RE: SVG Feedback on HTML5 SVG Proposal

From: Dailey, David P. <david.dailey@sru.edu>
Date: Tue, 10 Mar 2009 21:31:04 -0400
Message-ID: <1835D662B263BC4E864A7CFAB2FEEB3D01525751@msfexch01.srunet.sruad.edu>
To: "Ian Hickson" <ian@hixie.ch>, "Doug Schepers" <schepers@w3.org>
Cc: <public-html@w3.org>, "www-svg" <www-svg@w3.org>
Quoting Doug Schepers, 
> * The SVG WG requests that minimized and unquoted attribute values raise parse
> errors when found on SVG elements. Rationale:
>  1. Consistent with making incorrect xmlns attributes generate parse error.
>  2. Minimizing the number of documents which are conforming HTML whose SVG
> fragments when copied to "image/svg+xml" are non-wellformed.

Ian Hickson wrote:
"This seems reasonable; what do other people think about this? (There have 
been requests that we make SVG-in-HTML support HTML-like attribute syntax.)"
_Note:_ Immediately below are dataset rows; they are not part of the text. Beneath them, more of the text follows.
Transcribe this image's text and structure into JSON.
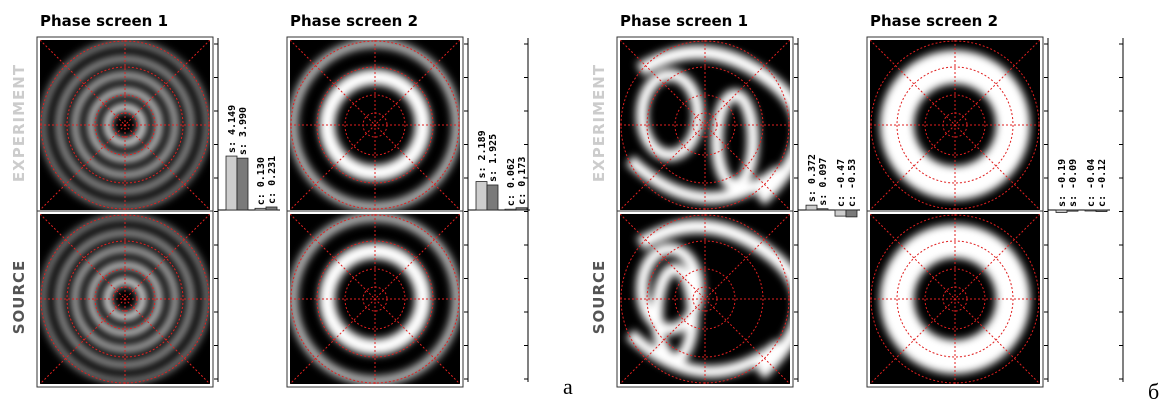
{
  "panels": [
    {
      "label": "а",
      "screen_titles": [
        "Phase screen 1",
        "Phase screen 2"
      ],
      "row_labels": [
        "EXPERIMENT",
        "SOURCE"
      ],
      "screens": [
        {
          "values": [
            4.149,
            3.99,
            0.13,
            0.231
          ],
          "value_labels": [
            "s: 4.149",
            "s: 3.990",
            "c: 0.130",
            "c: 0.231"
          ]
        },
        {
          "values": [
            2.189,
            1.925,
            0.062,
            0.173
          ],
          "value_labels": [
            "s: 2.189",
            "s: 1.925",
            "c: 0.062",
            "c: 0.173"
          ]
        }
      ]
    },
    {
      "label": "б",
      "screen_titles": [
        "Phase screen 1",
        "Phase screen 2"
      ],
      "row_labels": [
        "EXPERIMENT",
        "SOURCE"
      ],
      "screens": [
        {
          "values": [
            0.372,
            0.097,
            -0.47,
            -0.53
          ],
          "value_labels": [
            "s: 0.372",
            "s: 0.097",
            "c: -0.47",
            "c: -0.53"
          ]
        },
        {
          "values": [
            -0.19,
            -0.09,
            -0.04,
            -0.12
          ],
          "value_labels": [
            "s: -0.19",
            "s: -0.09",
            "c: -0.04",
            "c: -0.12"
          ]
        }
      ]
    }
  ]
}
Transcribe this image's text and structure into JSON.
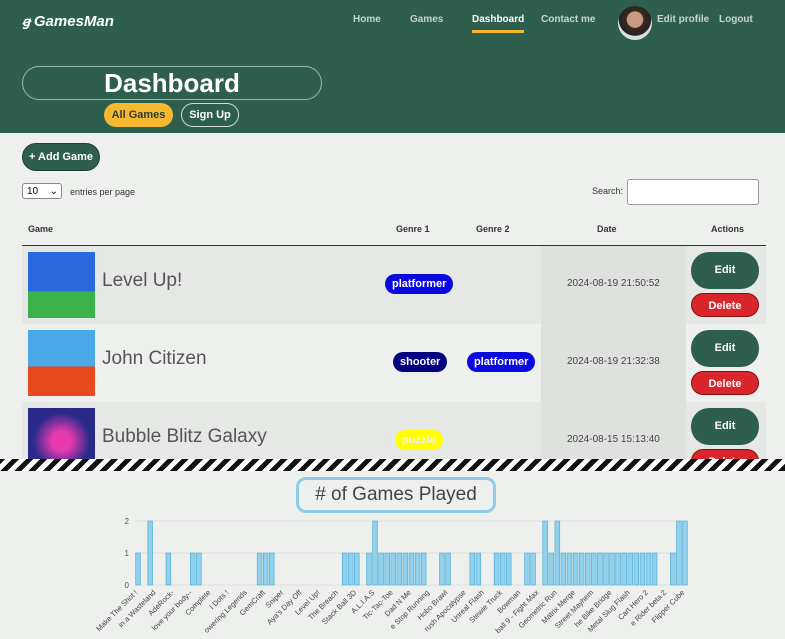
{
  "nav": {
    "brand": "GamesMan",
    "links": [
      "Home",
      "Games",
      "Dashboard",
      "Contact me"
    ],
    "active": 2,
    "user": [
      "Edit profile",
      "Logout"
    ]
  },
  "header": {
    "title": "Dashboard",
    "tabs": [
      "All Games",
      "Sign Up"
    ]
  },
  "controls": {
    "add": "+ Add Game",
    "length": "10",
    "entries": "entries per page",
    "search": "Search:"
  },
  "table": {
    "columns": [
      "Game",
      "Genre 1",
      "Genre 2",
      "Date",
      "Actions"
    ],
    "rows": [
      {
        "name": "Level Up!",
        "genres": [
          {
            "label": "platformer",
            "color": "#0a0ae0",
            "text": "#ffffff"
          }
        ],
        "date": "2024-08-19 21:50:52",
        "edit": "Edit",
        "delete": "Delete"
      },
      {
        "name": "John Citizen",
        "genres": [
          {
            "label": "shooter",
            "color": "#000080",
            "text": "#ffffff"
          },
          {
            "label": "platformer",
            "color": "#0a0ae0",
            "text": "#ffffff"
          }
        ],
        "date": "2024-08-19 21:32:38",
        "edit": "Edit",
        "delete": "Delete"
      },
      {
        "name": "Bubble Blitz Galaxy",
        "genres": [
          {
            "label": "puzzle",
            "color": "#ffff00",
            "text": "#f0f0f0"
          }
        ],
        "date": "2024-08-15 15:13:40",
        "edit": "Edit",
        "delete": "Delete"
      }
    ]
  },
  "chart_data": {
    "type": "bar",
    "title": "# of Games Played",
    "color": "#8fd0ec",
    "edge": "#4aa8d0",
    "categories": [
      "Make The Shot !",
      null,
      null,
      "in a Wasteland",
      null,
      null,
      "AdeRock-",
      null,
      null,
      "love your body--",
      null,
      null,
      "Complete",
      null,
      null,
      "I Dots !",
      null,
      null,
      "owering Legends",
      null,
      null,
      "GemCraft",
      null,
      null,
      "Sniper",
      null,
      null,
      "Aya's Day Off",
      null,
      null,
      "Level Up!",
      null,
      null,
      "The Breach",
      null,
      null,
      "Stack Ball 3D",
      null,
      null,
      "A.L.I.A.S",
      null,
      null,
      "Tic-Tac-Toe",
      null,
      null,
      "Dad N Me",
      null,
      null,
      "e Stop Running",
      null,
      null,
      "Hobo Brawl",
      null,
      null,
      "rush Apocalypse",
      null,
      null,
      "Unreal Flash",
      null,
      null,
      "Stewie Truck",
      null,
      null,
      "Bowman",
      null,
      null,
      "ball 9 - Fight Max",
      null,
      null,
      "Geometric Run",
      null,
      null,
      "Matrix Merge",
      null,
      null,
      "Street Mayhem",
      null,
      null,
      "he Bike Bridge",
      null,
      null,
      "Metal Slug Flash",
      null,
      null,
      "Cart Hero 2",
      null,
      null,
      "e Rider beta 2",
      null,
      null,
      "Flipper Cube"
    ],
    "values": [
      1,
      0,
      2,
      0,
      0,
      1,
      0,
      0,
      0,
      1,
      1,
      0,
      0,
      0,
      0,
      0,
      0,
      0,
      0,
      0,
      1,
      1,
      1,
      0,
      0,
      0,
      0,
      0,
      0,
      0,
      0,
      0,
      0,
      0,
      1,
      1,
      1,
      0,
      1,
      2,
      1,
      1,
      1,
      1,
      1,
      1,
      1,
      1,
      0,
      0,
      1,
      1,
      0,
      0,
      0,
      1,
      1,
      0,
      0,
      1,
      1,
      1,
      0,
      0,
      1,
      1,
      0,
      2,
      1,
      2,
      1,
      1,
      1,
      1,
      1,
      1,
      1,
      1,
      1,
      1,
      1,
      1,
      1,
      1,
      1,
      1,
      0,
      0,
      1,
      2,
      2
    ],
    "ylim": [
      0,
      2.5
    ],
    "yticks": [
      0,
      1,
      2
    ],
    "grid": true
  }
}
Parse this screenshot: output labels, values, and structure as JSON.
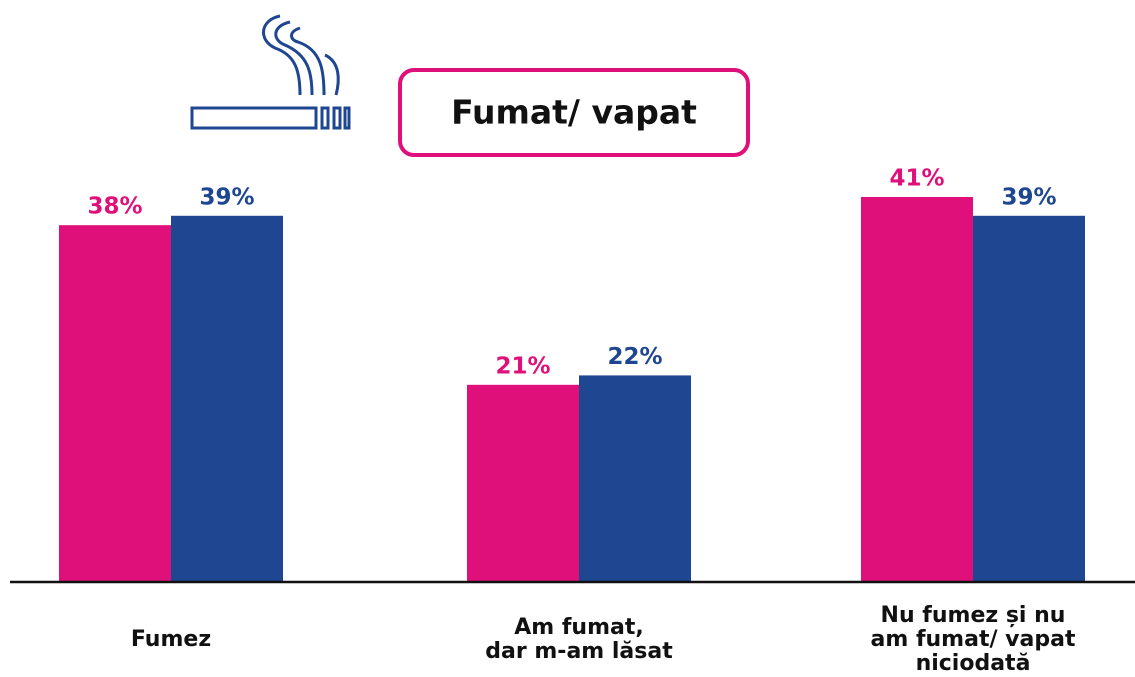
{
  "chart_data": {
    "type": "bar",
    "title": "Fumat/ vapat",
    "categories": [
      [
        "Fumez"
      ],
      [
        "Am fumat,",
        "dar m-am lăsat"
      ],
      [
        "Nu fumez și nu",
        "am fumat/ vapat",
        "niciodată"
      ]
    ],
    "series": [
      {
        "color": "#e0107a",
        "values": [
          38,
          21,
          41
        ],
        "value_labels": [
          "38%",
          "21%",
          "41%"
        ]
      },
      {
        "color": "#1f4690",
        "values": [
          39,
          22,
          39
        ],
        "value_labels": [
          "39%",
          "22%",
          "39%"
        ]
      }
    ],
    "ylim": [
      0,
      41
    ]
  }
}
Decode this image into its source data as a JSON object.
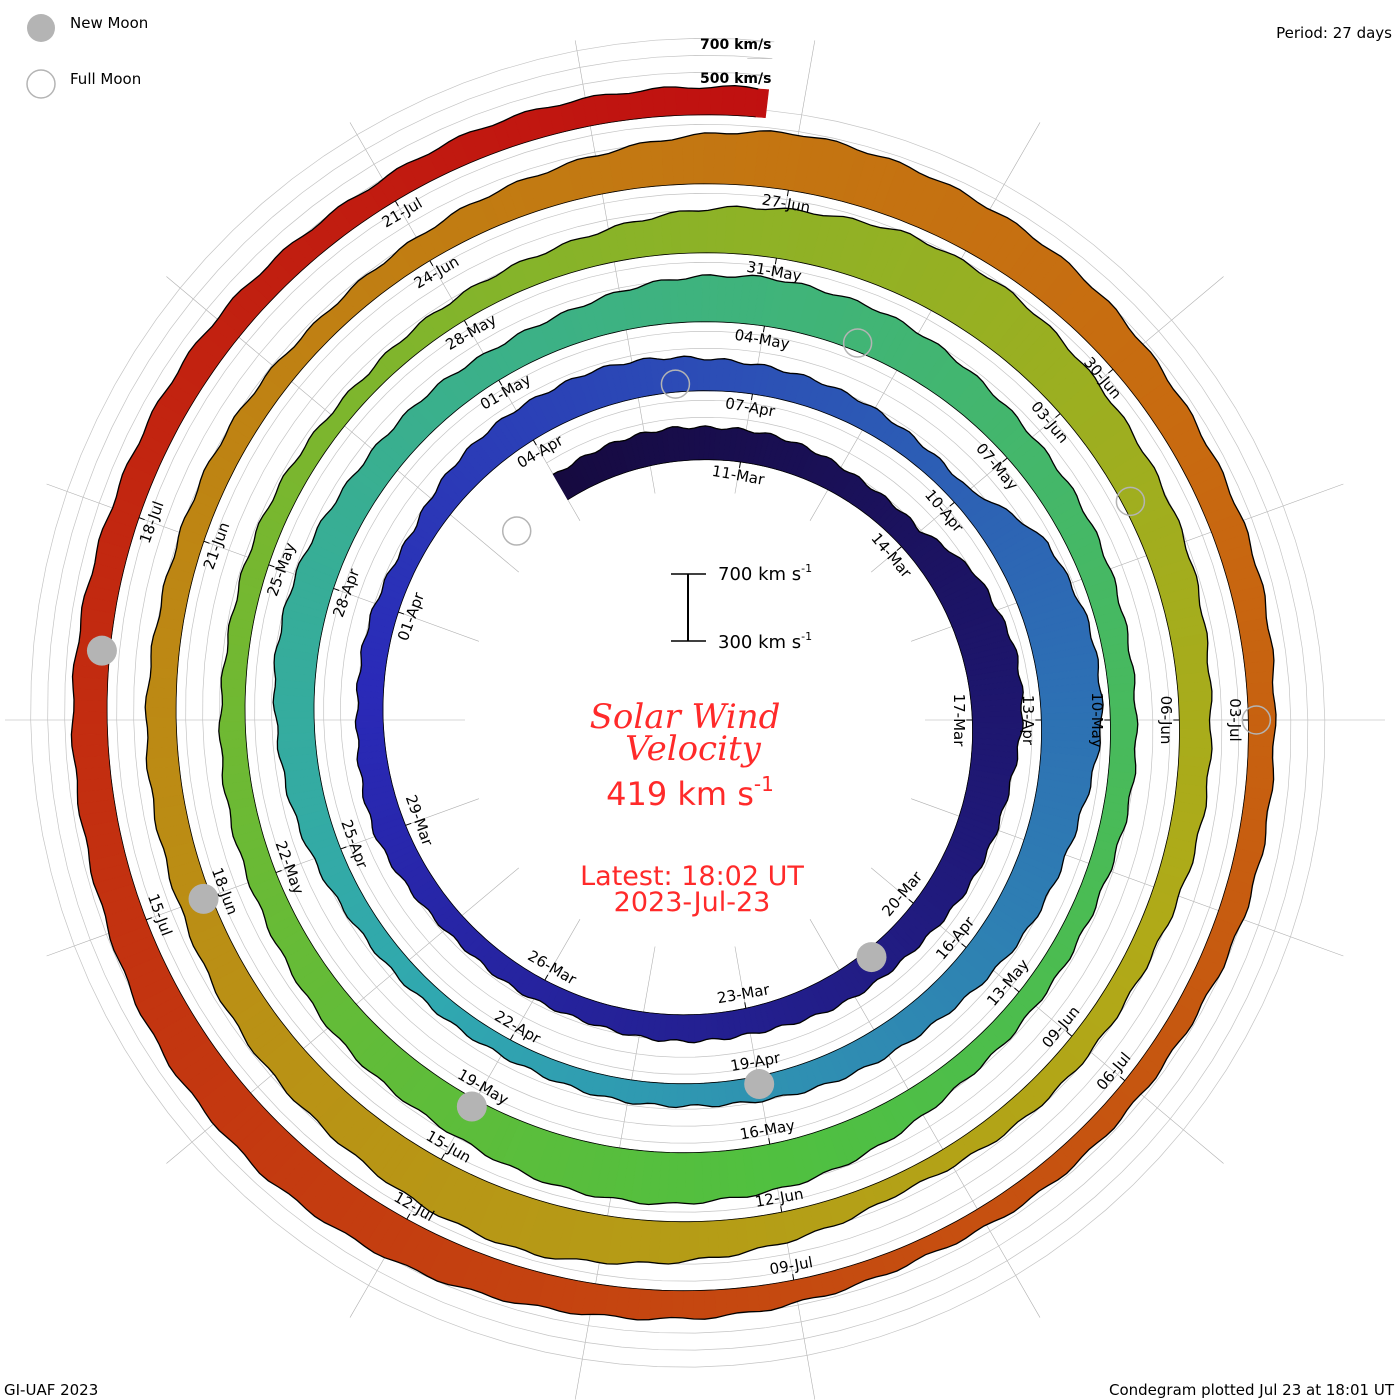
{
  "legend": {
    "new_moon": "New Moon",
    "full_moon": "Full Moon"
  },
  "period_label": "Period: 27 days",
  "credit": "GI-UAF 2023",
  "plotted": "Condegram plotted Jul 23 at 18:01 UT",
  "ref_labels": {
    "v700": "700 km/s",
    "v500": "500 km/s"
  },
  "scale_bar": {
    "top": "700 km s",
    "bottom": "300 km s",
    "exp": "-1"
  },
  "center": {
    "title1": "Solar Wind",
    "title2": "Velocity",
    "value": "419 km s",
    "value_exp": "-1",
    "latest": "Latest: 18:02 UT",
    "date": "2023-Jul-23"
  },
  "colors": {
    "text_red": "#ff2a2a",
    "moon": "#b4b4b4",
    "grid": "#b0b0b0",
    "ramp": [
      "#160a40",
      "#2a2ab8",
      "#30a8b0",
      "#50c040",
      "#b0aa18",
      "#c86a10",
      "#c01010"
    ]
  },
  "chart_data": {
    "type": "condegram-spiral",
    "title": "Solar Wind Velocity",
    "period_days": 27,
    "units": "km/s",
    "baseline_kms": 250,
    "reference_levels": [
      500,
      700
    ],
    "start_day_offset": -3,
    "day_zero": "11-Mar",
    "daily_velocity": [
      420,
      430,
      450,
      440,
      420,
      400,
      390,
      520,
      560,
      540,
      500,
      470,
      450,
      430,
      420,
      410,
      400,
      390,
      380,
      370,
      400,
      430,
      420,
      400,
      390,
      380,
      420,
      460,
      470,
      450,
      430,
      400,
      380,
      360,
      560,
      620,
      600,
      540,
      500,
      460,
      430,
      410,
      400,
      380,
      370,
      360,
      350,
      380,
      420,
      460,
      500,
      480,
      450,
      430,
      420,
      450,
      500,
      540,
      520,
      480,
      450,
      430,
      420,
      400,
      390,
      380,
      370,
      400,
      460,
      520,
      560,
      540,
      500,
      470,
      440,
      420,
      400,
      390,
      380,
      370,
      360,
      380,
      420,
      480,
      540,
      600,
      580,
      540,
      500,
      470,
      440,
      420,
      400,
      390,
      380,
      360,
      420,
      500,
      560,
      540,
      500,
      470,
      450,
      430,
      410,
      400,
      390,
      380,
      400,
      450,
      520,
      580,
      560,
      520,
      480,
      450,
      430,
      410,
      400,
      390,
      380,
      370,
      360,
      380,
      420,
      460,
      500,
      540,
      520,
      480,
      460,
      440,
      430,
      420,
      410,
      400,
      410,
      419
    ],
    "date_labels": [
      "11-Mar",
      "14-Mar",
      "17-Mar",
      "20-Mar",
      "23-Mar",
      "26-Mar",
      "29-Mar",
      "01-Apr",
      "04-Apr",
      "07-Apr",
      "10-Apr",
      "13-Apr",
      "16-Apr",
      "19-Apr",
      "22-Apr",
      "25-Apr",
      "28-Apr",
      "01-May",
      "04-May",
      "07-May",
      "10-May",
      "13-May",
      "16-May",
      "19-May",
      "22-May",
      "25-May",
      "28-May",
      "31-May",
      "03-Jun",
      "06-Jun",
      "09-Jun",
      "12-Jun",
      "15-Jun",
      "18-Jun",
      "21-Jun",
      "24-Jun",
      "27-Jun",
      "30-Jun",
      "03-Jul",
      "06-Jul",
      "09-Jul",
      "12-Jul",
      "15-Jul",
      "18-Jul",
      "21-Jul"
    ],
    "date_label_step_days": 3,
    "new_moons_day": [
      10,
      39,
      69,
      99,
      128
    ],
    "full_moons_day": [
      -4,
      26,
      55,
      85,
      114
    ],
    "end_day": 134.75
  }
}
If I understand the question, it is something like this: the following snippet
 
<html>
<head><title /></head>
<body>
<svg>
<g>
<rect id=x x=10 fill=red width=10 height="50" >
</g>
</rect>
</html></body>
 
might be legit HTML and therefore, the SVG parser in the browser would make sense out of the mismatched tags and the unquoted attribute values.
 
Then if someone posts that snippet of code on web pages and authors start trying to use it in their cell phones, then cell phone makers are going to have to build full-fledged HTML parsers into their little hand held boxes to accommodate all the wild code, and that defeats the value of SVG-Tiny.
 
?? Is that the question??
 
If so, then I guess that dealing with Cartesian coordinates in the x,y plane (the core concepts of SVG in a sense) is already complex enough that requiring folks to nest parentheses properly is not too much to ask if it allows the parser to run inside my fingernail polish (NailsThatSMIL -- TM), or other tiny and useful device.
 
I don't think too many SVG authors (present or future) are going to be too resentful of the idea of having to write XML-like stuff . Likewise for MathML -- how many mathematicians are likely to unbalance their parentheses? Maybe the old ones do, but they've already moved out of algebraic topology and settled into graph theory. 
 
If it doesn't break HTML, then it seems to me it'd be good to keep SVG strict, at least until programmable matter becomes cheap (then we'll have Crays in our fingernail polish right?).